It’s all just vaporware

Jimmy O. Yang (L) and T.J. Miller.
John P. Johnson/HBO

Silicon Valley has always been apt at spotting the latest trends in the tech world and satirizing them, but the show finally took on one of the hotter trends over the past few years: Virtual reality.

[Warning: The following contains spoilers for the the second episode of Silicon Valley’s fourth season.]

Last night’s episode found the Valley’s worst business owner, Erlich Bachman (T.J. Miller), working with one of the members of his incubator to sell what he believed to be an app developed for the Oculus Rift. Bachman, a man previously unconvinced that he could sell anything created by his incubator student, Jian Yang (Jimmy O. Yang), becomes immediately intrigued by the potential millions they could secure.

“It’s a VR play,” Bachman says. “That’s the frothiest space in the Valley right now. Nobody understands it but everyone wants in. Any idiot could walk into a fucking room, utter the letters ‘v’ and ‘r’, and VC’s would hurl bricks of cash at them.

“By the time they find out it’s vaporware, it’s too late. I’ve got to get into this.”

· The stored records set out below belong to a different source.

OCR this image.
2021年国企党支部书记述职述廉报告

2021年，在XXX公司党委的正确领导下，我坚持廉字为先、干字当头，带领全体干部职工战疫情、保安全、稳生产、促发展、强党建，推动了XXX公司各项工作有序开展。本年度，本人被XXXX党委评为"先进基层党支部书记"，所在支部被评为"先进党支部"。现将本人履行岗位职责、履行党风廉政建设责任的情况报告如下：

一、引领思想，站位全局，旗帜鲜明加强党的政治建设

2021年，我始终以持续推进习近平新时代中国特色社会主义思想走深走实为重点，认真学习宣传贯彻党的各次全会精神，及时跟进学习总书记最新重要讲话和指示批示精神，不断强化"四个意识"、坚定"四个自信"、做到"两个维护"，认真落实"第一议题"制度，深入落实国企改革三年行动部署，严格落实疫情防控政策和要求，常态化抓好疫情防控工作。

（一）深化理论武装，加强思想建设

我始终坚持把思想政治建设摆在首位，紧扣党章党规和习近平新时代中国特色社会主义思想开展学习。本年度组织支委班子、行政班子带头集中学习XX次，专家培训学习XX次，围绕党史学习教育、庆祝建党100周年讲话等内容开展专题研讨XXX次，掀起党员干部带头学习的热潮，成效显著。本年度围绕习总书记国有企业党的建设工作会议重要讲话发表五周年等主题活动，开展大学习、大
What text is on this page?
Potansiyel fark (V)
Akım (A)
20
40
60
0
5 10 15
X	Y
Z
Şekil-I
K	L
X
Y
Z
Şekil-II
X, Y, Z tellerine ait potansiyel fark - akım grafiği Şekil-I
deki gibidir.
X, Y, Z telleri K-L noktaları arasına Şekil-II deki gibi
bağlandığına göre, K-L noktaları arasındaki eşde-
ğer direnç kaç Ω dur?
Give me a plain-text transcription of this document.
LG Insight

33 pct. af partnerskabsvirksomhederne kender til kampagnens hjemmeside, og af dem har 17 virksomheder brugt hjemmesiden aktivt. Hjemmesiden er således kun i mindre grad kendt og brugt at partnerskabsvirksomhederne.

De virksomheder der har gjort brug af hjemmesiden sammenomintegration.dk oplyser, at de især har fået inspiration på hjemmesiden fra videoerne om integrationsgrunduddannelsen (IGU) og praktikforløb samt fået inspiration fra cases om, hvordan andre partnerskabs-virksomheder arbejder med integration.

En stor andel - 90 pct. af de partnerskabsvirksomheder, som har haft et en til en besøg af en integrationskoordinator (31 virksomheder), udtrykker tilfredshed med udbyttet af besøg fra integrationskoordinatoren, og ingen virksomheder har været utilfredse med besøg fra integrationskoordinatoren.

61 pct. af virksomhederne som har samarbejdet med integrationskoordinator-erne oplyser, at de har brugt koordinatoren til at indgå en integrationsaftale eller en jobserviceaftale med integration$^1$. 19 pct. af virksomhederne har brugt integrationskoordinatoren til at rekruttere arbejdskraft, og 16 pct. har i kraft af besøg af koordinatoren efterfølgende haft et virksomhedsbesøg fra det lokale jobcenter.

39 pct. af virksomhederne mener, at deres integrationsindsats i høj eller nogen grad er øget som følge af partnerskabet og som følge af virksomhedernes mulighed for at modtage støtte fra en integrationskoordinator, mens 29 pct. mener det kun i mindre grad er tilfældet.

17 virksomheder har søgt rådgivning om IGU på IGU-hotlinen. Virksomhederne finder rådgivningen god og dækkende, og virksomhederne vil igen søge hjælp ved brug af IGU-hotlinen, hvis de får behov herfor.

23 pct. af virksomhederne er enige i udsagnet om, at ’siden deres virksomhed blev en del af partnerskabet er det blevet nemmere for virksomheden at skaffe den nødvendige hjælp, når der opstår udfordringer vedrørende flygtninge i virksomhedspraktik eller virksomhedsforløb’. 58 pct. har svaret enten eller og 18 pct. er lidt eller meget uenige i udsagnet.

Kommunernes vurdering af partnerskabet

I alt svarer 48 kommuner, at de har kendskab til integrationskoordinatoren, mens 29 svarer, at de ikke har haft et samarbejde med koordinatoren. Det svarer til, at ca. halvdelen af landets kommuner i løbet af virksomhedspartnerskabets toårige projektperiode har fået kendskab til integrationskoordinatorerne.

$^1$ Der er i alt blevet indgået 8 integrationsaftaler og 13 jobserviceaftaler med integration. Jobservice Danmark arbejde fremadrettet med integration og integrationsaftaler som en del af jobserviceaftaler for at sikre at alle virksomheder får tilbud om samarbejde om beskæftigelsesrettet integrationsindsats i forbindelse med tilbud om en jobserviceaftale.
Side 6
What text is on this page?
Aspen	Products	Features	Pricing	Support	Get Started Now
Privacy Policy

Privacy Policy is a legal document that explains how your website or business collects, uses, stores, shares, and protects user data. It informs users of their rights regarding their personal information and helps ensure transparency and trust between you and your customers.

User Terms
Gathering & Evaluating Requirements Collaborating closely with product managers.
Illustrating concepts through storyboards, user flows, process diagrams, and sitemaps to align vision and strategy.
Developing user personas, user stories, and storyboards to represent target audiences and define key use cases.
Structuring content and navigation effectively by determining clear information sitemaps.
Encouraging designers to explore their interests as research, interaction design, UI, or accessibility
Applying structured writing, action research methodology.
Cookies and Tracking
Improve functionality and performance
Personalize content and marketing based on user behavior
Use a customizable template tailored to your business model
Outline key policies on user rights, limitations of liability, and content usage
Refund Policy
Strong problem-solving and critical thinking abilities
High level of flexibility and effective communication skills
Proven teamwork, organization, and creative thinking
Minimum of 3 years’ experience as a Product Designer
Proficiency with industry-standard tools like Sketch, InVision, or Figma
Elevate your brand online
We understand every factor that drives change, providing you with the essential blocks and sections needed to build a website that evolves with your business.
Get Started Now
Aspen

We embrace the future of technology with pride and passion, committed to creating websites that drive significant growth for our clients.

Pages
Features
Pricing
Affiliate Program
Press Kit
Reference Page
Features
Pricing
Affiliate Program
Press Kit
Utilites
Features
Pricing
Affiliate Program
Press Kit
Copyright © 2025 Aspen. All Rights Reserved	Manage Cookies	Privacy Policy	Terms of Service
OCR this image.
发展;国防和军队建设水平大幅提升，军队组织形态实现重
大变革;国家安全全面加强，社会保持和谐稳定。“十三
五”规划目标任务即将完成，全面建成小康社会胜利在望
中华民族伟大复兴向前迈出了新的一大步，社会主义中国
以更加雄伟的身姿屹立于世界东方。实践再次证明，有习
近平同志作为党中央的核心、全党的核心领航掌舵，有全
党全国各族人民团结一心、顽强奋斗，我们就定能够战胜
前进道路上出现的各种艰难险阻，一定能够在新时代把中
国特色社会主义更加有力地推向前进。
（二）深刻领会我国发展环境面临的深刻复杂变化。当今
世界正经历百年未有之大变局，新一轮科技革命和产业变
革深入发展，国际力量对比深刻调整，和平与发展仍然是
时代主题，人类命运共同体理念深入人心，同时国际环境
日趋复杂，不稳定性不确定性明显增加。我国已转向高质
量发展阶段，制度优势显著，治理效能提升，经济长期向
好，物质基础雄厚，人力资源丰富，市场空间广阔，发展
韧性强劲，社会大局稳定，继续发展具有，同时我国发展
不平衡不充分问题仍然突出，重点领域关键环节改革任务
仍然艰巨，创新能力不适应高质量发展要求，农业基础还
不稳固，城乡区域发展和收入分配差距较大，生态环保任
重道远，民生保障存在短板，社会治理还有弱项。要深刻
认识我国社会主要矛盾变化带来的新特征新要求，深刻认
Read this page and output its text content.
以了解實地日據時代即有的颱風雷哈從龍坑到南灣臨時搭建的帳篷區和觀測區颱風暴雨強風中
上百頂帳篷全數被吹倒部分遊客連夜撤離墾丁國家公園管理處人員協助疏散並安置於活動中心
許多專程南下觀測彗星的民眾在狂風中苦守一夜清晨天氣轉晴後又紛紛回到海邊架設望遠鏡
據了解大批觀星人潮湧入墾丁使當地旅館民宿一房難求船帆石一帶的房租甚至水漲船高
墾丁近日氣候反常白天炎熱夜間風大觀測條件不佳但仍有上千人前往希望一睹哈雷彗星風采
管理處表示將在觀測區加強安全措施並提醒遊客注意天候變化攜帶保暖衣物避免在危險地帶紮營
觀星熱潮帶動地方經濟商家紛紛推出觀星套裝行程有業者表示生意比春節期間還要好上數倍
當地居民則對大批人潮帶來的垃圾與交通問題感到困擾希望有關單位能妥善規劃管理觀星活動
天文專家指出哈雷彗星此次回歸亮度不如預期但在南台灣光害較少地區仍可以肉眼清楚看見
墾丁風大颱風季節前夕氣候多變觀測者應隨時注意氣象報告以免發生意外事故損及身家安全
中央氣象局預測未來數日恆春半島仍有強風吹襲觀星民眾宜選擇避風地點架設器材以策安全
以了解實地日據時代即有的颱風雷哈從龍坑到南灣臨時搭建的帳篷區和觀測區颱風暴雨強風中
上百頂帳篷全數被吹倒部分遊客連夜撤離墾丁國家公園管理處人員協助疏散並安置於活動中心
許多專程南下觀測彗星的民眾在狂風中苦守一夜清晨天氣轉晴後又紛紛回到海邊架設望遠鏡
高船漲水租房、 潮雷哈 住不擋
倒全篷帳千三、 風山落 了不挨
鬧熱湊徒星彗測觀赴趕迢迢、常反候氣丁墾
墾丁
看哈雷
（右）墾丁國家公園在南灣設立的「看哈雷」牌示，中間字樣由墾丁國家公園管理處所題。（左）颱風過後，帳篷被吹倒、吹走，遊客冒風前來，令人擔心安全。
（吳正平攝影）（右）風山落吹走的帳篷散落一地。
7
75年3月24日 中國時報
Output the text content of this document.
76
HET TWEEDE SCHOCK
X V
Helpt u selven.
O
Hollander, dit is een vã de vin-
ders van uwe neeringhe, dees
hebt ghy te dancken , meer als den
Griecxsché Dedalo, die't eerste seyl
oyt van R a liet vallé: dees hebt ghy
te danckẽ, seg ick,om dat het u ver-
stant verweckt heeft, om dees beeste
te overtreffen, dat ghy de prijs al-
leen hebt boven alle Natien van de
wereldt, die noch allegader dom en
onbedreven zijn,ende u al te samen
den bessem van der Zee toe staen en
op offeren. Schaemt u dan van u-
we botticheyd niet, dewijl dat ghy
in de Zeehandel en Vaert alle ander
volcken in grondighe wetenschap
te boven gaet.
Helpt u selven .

Bachman’s comments may not seem as hard hitting as some of the other digs Silicon Valley has taken in the past — bringing to light the many issues the tech world faces including gender inclusivity and hostile takeover — but it’s been a longtime coming. Last year, showrunner Mike Judge spoke about how he was worried they may have been too late to the series. At the pace that Silicon Valley moves, new trends are old within minutes.

“When we were doing Silicon Valley I thought, man, we might be five years too late,” Judge told the Daily Beast. “So maybe that’s how I should operate from now on — do it if I think it’s 5-10 years too late. It is nice to have something be a hit right away.”

It feels like Silicon Valley has been slowly building to virtual reality for quite some time. Judge has been poking fun at the industry — and the different uses people have come up with for the new technology — since the third season. Judge and the team made it apparent that the fourth season would tackle the industry head on ahead of its premiere.

Like the current rise in augmented reality, Judge credits Pokèmon Go with finally giving their team the push they needed to go ahead with tackling the industry. Judge told the Daily Beast his daughter became obsessed with the game and, noticing that everyone had their nose to their phone trying to catch Pokèmon, realized it wasn’t just a trend anymore — it was a craze.

“It’s the very beginning of something that will get much bigger,” Judge said. “We explored invented reality and visited some AR and VR companies, and yeah, there’s a whole new wave coming of this stuff. And we might do some of it on the show.

“Just the whole VR world that’s blowing up right now. We’ll explore that.”

The episode ends with Bachman discovering that Yang hasn’t developed a VR app at all. It’s unclear how the rest of the season will incorporate a virtual reality angle. But Judge has made it very clear that will be one of the many plots the series will explore.

Silicon Valley airs Sundays at 10 p.m. ET on HBO.